第1章 疑うべき「コモンセンス(常識)」とは? 

【第4回 アイアンの易しさは「スイートエリア」ではない】


 プロ・上級者向けモデルは難しい、というのは過去の話。

今やプロでも易しさと安定性を優先するのが常識。

ドライバーなら大型ヘッド、軽量シャフトを選んでいる。

だが、アイアンはマッスルバックに根強い人気がある。

マッスルバック、実は「易しいアイアン」なのでは?

 

プロはなぜフルキャビティを選ばないのか

  プロは極力「易しい」クラブを選ぶ。ドライバーは振り回しやすく、多少の打点のブレでもフェアウェイを狙えるもの。

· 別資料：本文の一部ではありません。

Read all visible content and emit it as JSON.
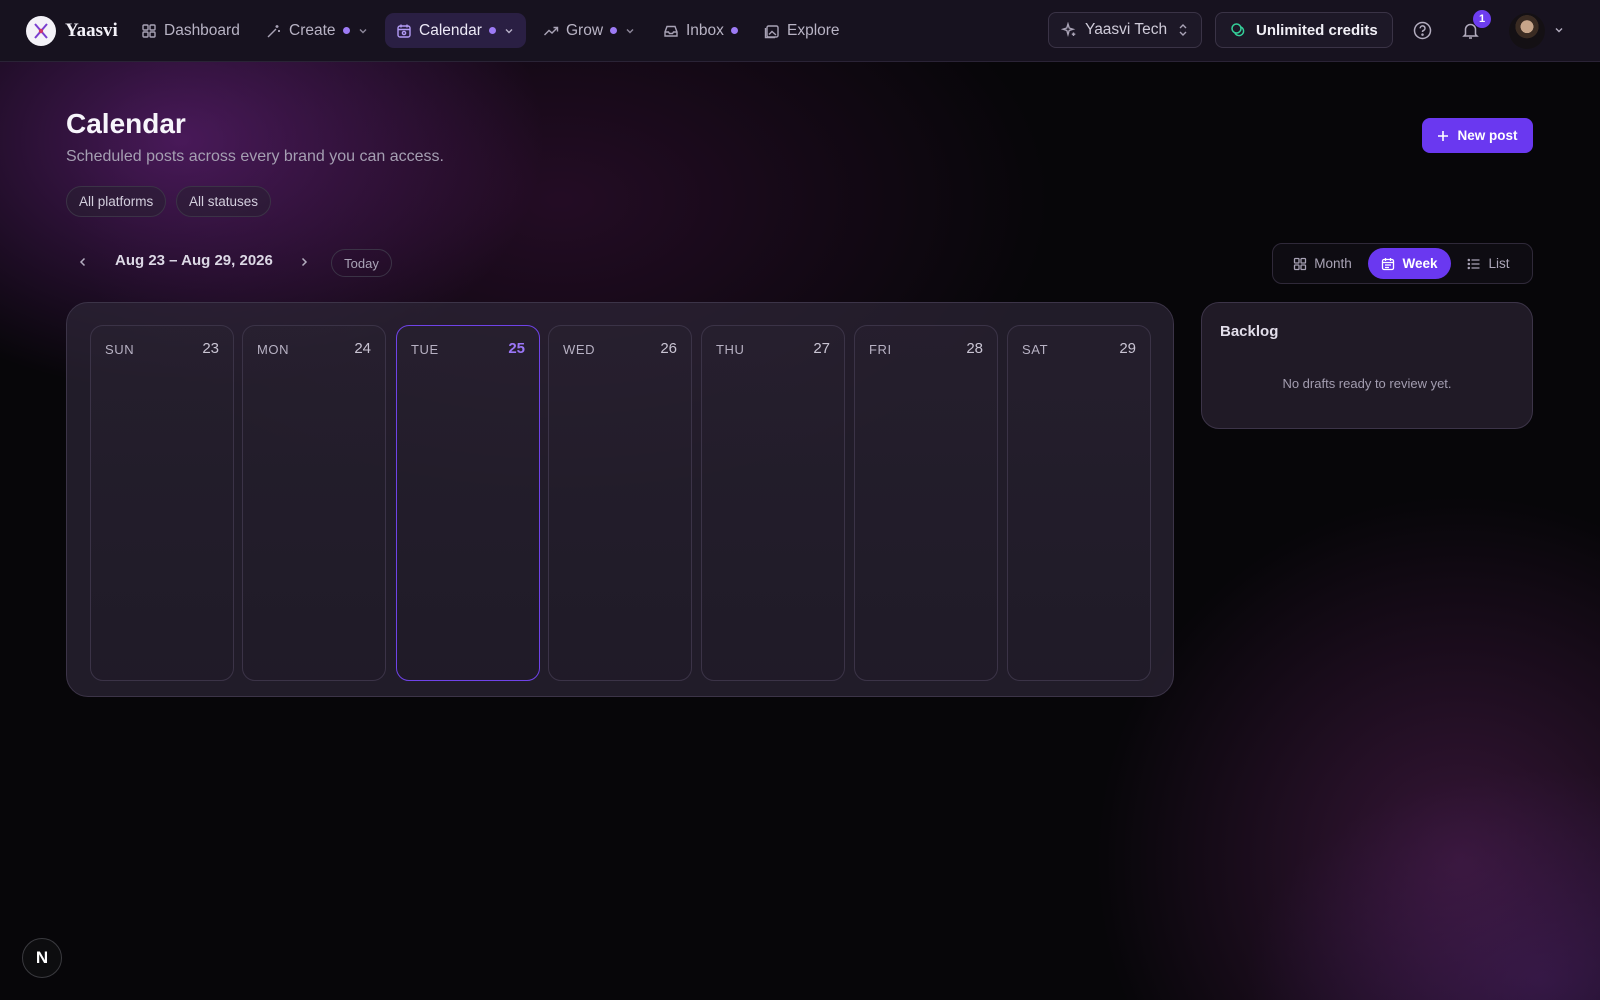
{
  "app": {
    "brand_name": "Yaasvi"
  },
  "nav": {
    "items": [
      {
        "label": "Dashboard",
        "icon": "dashboard-grid-icon",
        "dot": false,
        "dropdown": false,
        "active": false
      },
      {
        "label": "Create",
        "icon": "magic-wand-icon",
        "dot": true,
        "dropdown": true,
        "active": false
      },
      {
        "label": "Calendar",
        "icon": "calendar-icon",
        "dot": true,
        "dropdown": true,
        "active": true
      },
      {
        "label": "Grow",
        "icon": "trend-up-icon",
        "dot": true,
        "dropdown": true,
        "active": false
      },
      {
        "label": "Inbox",
        "icon": "inbox-tray-icon",
        "dot": true,
        "dropdown": false,
        "active": false
      },
      {
        "label": "Explore",
        "icon": "gallery-icon",
        "dot": false,
        "dropdown": false,
        "active": false
      }
    ]
  },
  "header_right": {
    "workspace": "Yaasvi Tech",
    "credits": "Unlimited credits",
    "notification_count": "1"
  },
  "page": {
    "title": "Calendar",
    "subtitle": "Scheduled posts across every brand you can access.",
    "new_post_label": "New post"
  },
  "filters": {
    "platforms": "All platforms",
    "statuses": "All statuses"
  },
  "toolbar": {
    "range_label": "Aug 23 – Aug 29, 2026",
    "today_label": "Today",
    "views": [
      {
        "label": "Month",
        "icon": "grid-icon",
        "active": false
      },
      {
        "label": "Week",
        "icon": "calendar-icon",
        "active": true
      },
      {
        "label": "List",
        "icon": "list-icon",
        "active": false
      }
    ]
  },
  "week": {
    "days": [
      {
        "name": "SUN",
        "num": "23",
        "today": false
      },
      {
        "name": "MON",
        "num": "24",
        "today": false
      },
      {
        "name": "TUE",
        "num": "25",
        "today": true
      },
      {
        "name": "WED",
        "num": "26",
        "today": false
      },
      {
        "name": "THU",
        "num": "27",
        "today": false
      },
      {
        "name": "FRI",
        "num": "28",
        "today": false
      },
      {
        "name": "SAT",
        "num": "29",
        "today": false
      }
    ]
  },
  "backlog": {
    "title": "Backlog",
    "empty_text": "No drafts ready to review yet."
  },
  "dev_badge": {
    "letter": "N"
  },
  "colors": {
    "accent": "#6a38f0",
    "accent_text": "#9a76f7",
    "topbar_bg": "#17121f",
    "credits_icon": "#35d09a"
  }
}
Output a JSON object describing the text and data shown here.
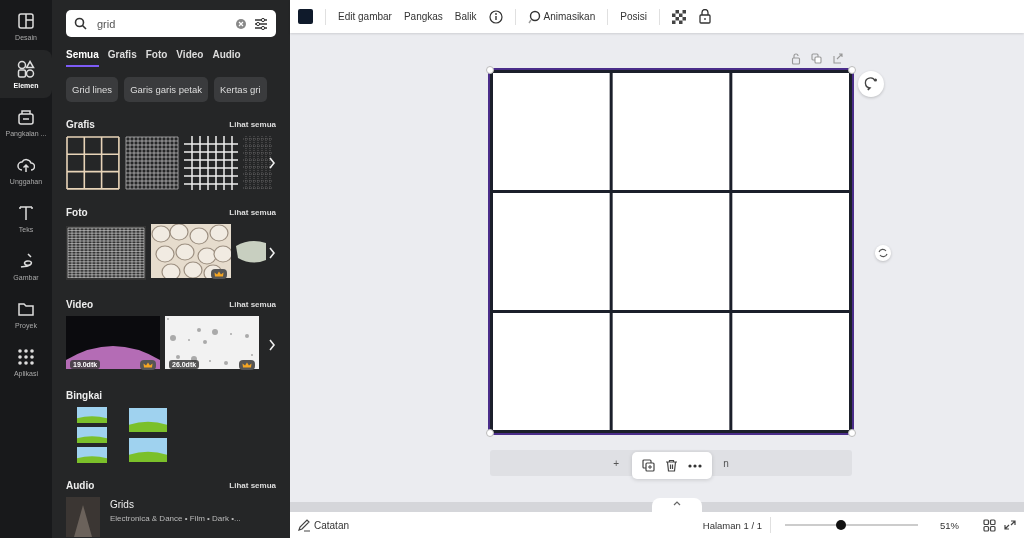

ヘッドMOI(慣性モーメント)が大きく、いわゆる「スイートエリア」の広い大型ヘッドに、50~60g台のシャフトを装着して、300ヤード級のドライブを実現するのが当たり前になった。

 では、アイアンも「スイートエリア」を広げたキャビティバックにして、弾道安定性を増せばいい――とはなっていない。

いまだにマッスルバックタイプのヘッドを選ぶプロは多い。

実は、スピンコントロールと打感調整では、キャビティバックには「スイートエリア」の拡大以上のデメリットがあるからだ。

 打点の肉薄化による弾き感、高重心化、重心距離の伸びなど、操作性を損ねる要素が増えていく。

だからプロは、長い番手でも「ハーフキャビティ」といった、中間的なモデル選びに留まっていることが多い。

 

ロフトとバウンスが易しさのキモ

 大体、アイアンの打点はトウ・ヒール方向にはプロアマ問わず、それほど大きくはブレない。

ミスの大半はフェース向きのコントロール不足であり、ライ対応にしくじった上下方向の打点ブレである。

厚く入る、薄く当たる。ダフリとトップだ。

だから「スイートエリア」が上下左右に広いよりも、単純に低重心設計のほうがミスは少なくなる。

 さらに言えば、ロフト角が大きいほどボールを拾いやすく、易しい。

そしてソールの抜けが良くなる適度なバウンスがあるほど、アイアンは厚く入るミスに強くなる。

だからプロは、ソール形状にこだわる。

抜けの良さが、本当の易しさの目安となる。

『ブレイクコモンセンス』の中空構造は「スイートエリア」の拡大が主目的ではなく、ヘッド軽量化の中で重心位置の高さ・深さの適正化、ソール幅の確保を意図したもの。操作性最優先の設計なのだ。